Improve your systems for customer referrals. Ask for referrals from your best customers. Pick up The Referral Engine by John Jantsch for great ideas on getting referrals.
Increase your prices
The quickest and easiest way to increase your income is to raise your prices. If you are worried about losing customers, do the math. You will be surprised by how many customers you can lose and still make the same sales amount. And most business owners find that they make even more money with less work.
Speed up your collections
Review your receivables now and every week. Call every customer who is past due as soon as they become late. There is no secret to collecting receivables—the owner just has to stay on top of it constantly! Don’t let someone else’s cash flow problem become your cash flow problem.

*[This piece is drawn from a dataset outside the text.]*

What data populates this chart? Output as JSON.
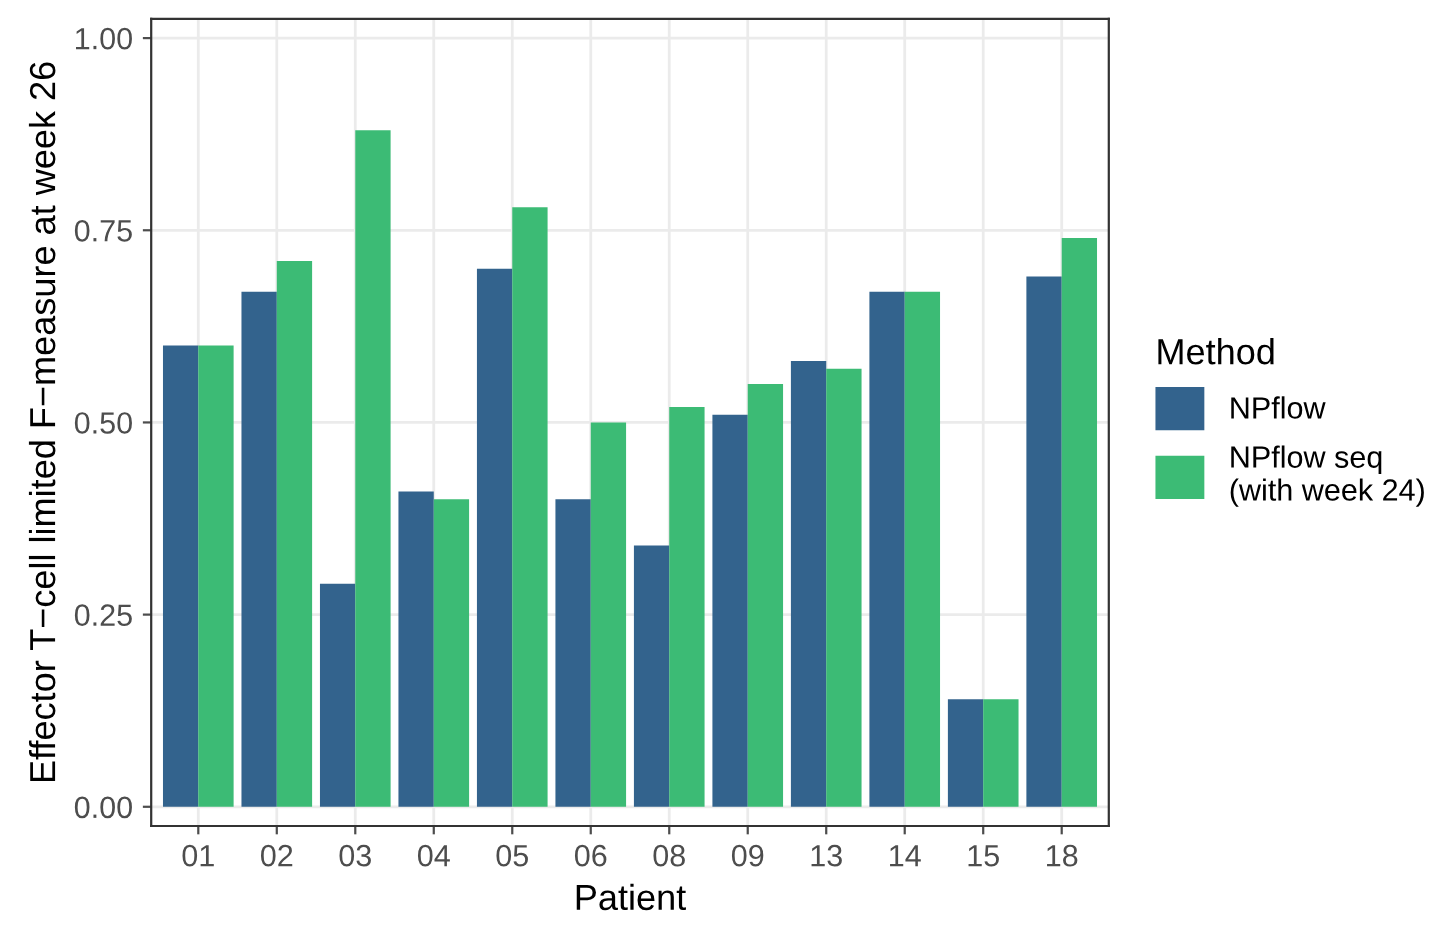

Avoid receivables entirely by getting prepayments, larger down payments, or requiring payment at the time of delivery. Additionally, speed up your billing cycle by billing weekly instead of monthly. As a last resort, look into receivable financing.
Control your inventory
Money tied up in your inventory is money that is not in your bank account and money that isn’t working for you. Examine your inventory and identify those items that are not selling quickly. Get rid of these by lowering your sales price until they sell. Remember:
It is better to sell it today at a 10 percent discount than six months from now at your normal price.
If it doesn’t sell at a 10 percent discount, it is better to sell it at a 25 percent discount today than at its normal price a year from now.
If it still doesn’t sell, sell it at cost and reinvest the money into products that are selling for a profit.
If you can’t sell an item at cost, selling it below cost is better than keeping it on the shelf and throwing it away in a couple of years.
Decrease expenses
A ten percent across-the-board cost-cutting approach probably won’t work. Cutting advertising will probably cut sales, too. So the proper method is to review all expenses line by line and look at ways to eliminate or reduce the cost item. If you haven’t bid an item out recently, you are probably spending too much on it.
Control your outgoing cash flow
Ask your customers to supply raw material. Explore just-in-time (JIT) inventory options. As a last option, look into floor plan financing of your inventory.
Your suppliers have a stake in your survival, so they will often work with you if you can show them it is in their best interest. Ask for longer payment terms, even if you have to offer to pay a slightly higher price (of course, keep an eye on your margins and decide if you can pass these costs onto your customers).
There are many other things you can do, but this is a great starting point. Before you pay for anything, just ask yourself, “Can I live without this right now?” If you can—wait! Keep cash in your bank account for as long as you can.